For fans of horror, vampire lore, present and former goth culture, or all of the above, it would not be hyperbole to say that Bram Stoker's Dracula is the apex of our whole deal here. Consider this your bible, freaky friends, and if for some reason you haven't read it yet, you need to fix that immediately or you will no longer be allowed to shop at Hot Topic, wear black t-shirts and jeans seven days a week, or claim that The Cure is your favorite band. We don't make the rules here, we just enforce them. 



By Bram Stoker

A junior solicitor travels to Transylvania to meet with an important client, the mysterious Count Dracula. Ignoring the dire warnings of local townsfolk, he allows himself to be seduced by the count’s courtly manners and erudite charm. Too late, the solicitor realizes that he is a prisoner of Castle Dracula, his guards a trio of voluptuous young women with sharp white teeth and a taste for blood.
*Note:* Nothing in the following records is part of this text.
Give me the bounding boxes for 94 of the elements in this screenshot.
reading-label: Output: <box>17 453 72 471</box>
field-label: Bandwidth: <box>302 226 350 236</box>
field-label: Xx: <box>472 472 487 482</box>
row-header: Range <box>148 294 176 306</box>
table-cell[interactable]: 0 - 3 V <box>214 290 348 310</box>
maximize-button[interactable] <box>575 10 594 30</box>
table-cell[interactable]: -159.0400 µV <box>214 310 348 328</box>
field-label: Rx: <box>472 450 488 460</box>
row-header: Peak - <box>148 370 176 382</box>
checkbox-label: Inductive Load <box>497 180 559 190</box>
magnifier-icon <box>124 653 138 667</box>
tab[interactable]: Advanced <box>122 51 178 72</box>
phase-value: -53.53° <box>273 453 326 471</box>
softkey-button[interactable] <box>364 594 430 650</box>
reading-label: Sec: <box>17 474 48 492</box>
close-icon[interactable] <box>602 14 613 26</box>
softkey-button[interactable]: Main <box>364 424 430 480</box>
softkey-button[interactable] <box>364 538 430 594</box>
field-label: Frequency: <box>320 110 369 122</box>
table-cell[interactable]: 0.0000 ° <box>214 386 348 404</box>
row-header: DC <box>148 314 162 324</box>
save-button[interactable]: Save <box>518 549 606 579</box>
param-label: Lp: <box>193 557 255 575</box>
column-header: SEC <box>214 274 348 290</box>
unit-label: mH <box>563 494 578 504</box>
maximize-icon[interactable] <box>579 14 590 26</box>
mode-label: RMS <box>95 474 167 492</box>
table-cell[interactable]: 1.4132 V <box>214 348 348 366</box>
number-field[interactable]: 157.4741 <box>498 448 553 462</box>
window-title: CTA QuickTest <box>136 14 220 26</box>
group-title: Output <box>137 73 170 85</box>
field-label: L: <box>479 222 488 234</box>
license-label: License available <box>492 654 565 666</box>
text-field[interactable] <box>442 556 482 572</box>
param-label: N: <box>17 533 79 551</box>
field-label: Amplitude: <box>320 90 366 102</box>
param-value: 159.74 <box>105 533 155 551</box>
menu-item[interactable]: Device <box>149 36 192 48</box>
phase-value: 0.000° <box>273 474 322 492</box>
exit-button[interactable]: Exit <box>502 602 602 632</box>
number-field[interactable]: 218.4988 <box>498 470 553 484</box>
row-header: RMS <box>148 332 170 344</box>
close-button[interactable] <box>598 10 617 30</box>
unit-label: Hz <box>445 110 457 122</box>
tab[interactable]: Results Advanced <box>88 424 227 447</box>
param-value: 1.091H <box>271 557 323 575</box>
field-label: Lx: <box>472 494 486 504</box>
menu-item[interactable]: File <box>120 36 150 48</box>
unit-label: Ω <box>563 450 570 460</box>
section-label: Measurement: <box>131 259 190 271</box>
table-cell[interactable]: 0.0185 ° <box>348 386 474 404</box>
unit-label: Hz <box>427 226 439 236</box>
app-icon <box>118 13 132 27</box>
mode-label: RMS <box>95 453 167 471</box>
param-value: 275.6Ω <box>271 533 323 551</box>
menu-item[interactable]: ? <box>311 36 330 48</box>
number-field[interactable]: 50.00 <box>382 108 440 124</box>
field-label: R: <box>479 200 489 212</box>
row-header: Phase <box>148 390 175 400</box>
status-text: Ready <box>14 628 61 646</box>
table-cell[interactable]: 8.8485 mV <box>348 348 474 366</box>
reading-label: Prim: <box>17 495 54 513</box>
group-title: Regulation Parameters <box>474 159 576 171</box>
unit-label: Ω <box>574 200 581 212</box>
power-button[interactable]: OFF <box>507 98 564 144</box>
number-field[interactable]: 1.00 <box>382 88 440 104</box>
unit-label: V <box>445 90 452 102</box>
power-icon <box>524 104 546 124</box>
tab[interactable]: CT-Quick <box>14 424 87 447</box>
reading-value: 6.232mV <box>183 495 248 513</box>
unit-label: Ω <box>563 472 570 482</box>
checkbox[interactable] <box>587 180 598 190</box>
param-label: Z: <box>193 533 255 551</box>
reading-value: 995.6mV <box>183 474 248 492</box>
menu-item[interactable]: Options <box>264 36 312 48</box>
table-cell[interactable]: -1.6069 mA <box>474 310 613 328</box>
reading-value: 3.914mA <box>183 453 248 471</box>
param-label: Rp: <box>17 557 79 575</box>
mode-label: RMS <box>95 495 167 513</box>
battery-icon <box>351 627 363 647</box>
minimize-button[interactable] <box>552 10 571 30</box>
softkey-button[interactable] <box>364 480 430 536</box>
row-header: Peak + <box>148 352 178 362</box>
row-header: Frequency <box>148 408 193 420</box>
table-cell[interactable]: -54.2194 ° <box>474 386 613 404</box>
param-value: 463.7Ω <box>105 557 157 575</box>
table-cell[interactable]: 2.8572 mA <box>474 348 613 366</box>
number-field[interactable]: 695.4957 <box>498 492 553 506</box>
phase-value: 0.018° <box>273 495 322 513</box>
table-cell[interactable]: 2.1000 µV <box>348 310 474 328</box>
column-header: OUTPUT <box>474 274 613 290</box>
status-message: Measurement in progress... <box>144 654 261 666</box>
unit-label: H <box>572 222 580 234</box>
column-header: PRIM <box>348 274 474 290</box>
Soon thereafter, the solicitor’s fiancée, Mina, visits a friend on the English coast. The town is full of speculation over a Russian ship run aground nearby, its crew missing, the dead body of its captain, crucifix in hand, lashed to the wheel. A giant dog was seen leaping from the deck before disappearing into the countryside. The ship’s cargo: fifty boxes of Transylvanian dirt. As the beautiful Mina will soon learn, Count Dracula has arrived.

At once a Gothic reflection of the Victorian era and a timeless tale of sinister lust, Bram Stoker’s Dracula has inspired countless adaptations—none with the same power to quicken the pulse as the original.

Over the past ten years or so, you may have noticed an uptick in reboots, most of them ranging from unnecessary to eye-roll inducing. For the most part, reboots point to the creative well running dry, but in a few cases, constant rebooting of core material can be seen as a testament to its brilliance in that, even after a hundred plus years, nothing has come close to besting it. That's the case with Stoker's original telling of the story of Dracula. Since 1897 the story that came to his mind, sitting on that bench in England, has yielded fruit in the form of dozens of movies, TV shows, graphic novels, festivals, themed awards, and on and on. When Vlad the Impaler was severing heads, shoving them onto sticks, and decorating his yard with them in 1448 he never would have dreamt that his name would have a life so much longer than his actual life carried out. Such is the way with vamps, I guess. 

As we settle into spring, before the blaring heat of summer is upon us, let's retreat to a nice, dark, cool corner and read (or re-read) Dracula. The sun can wait. It always comes back eventually. Some would even say unfortunately.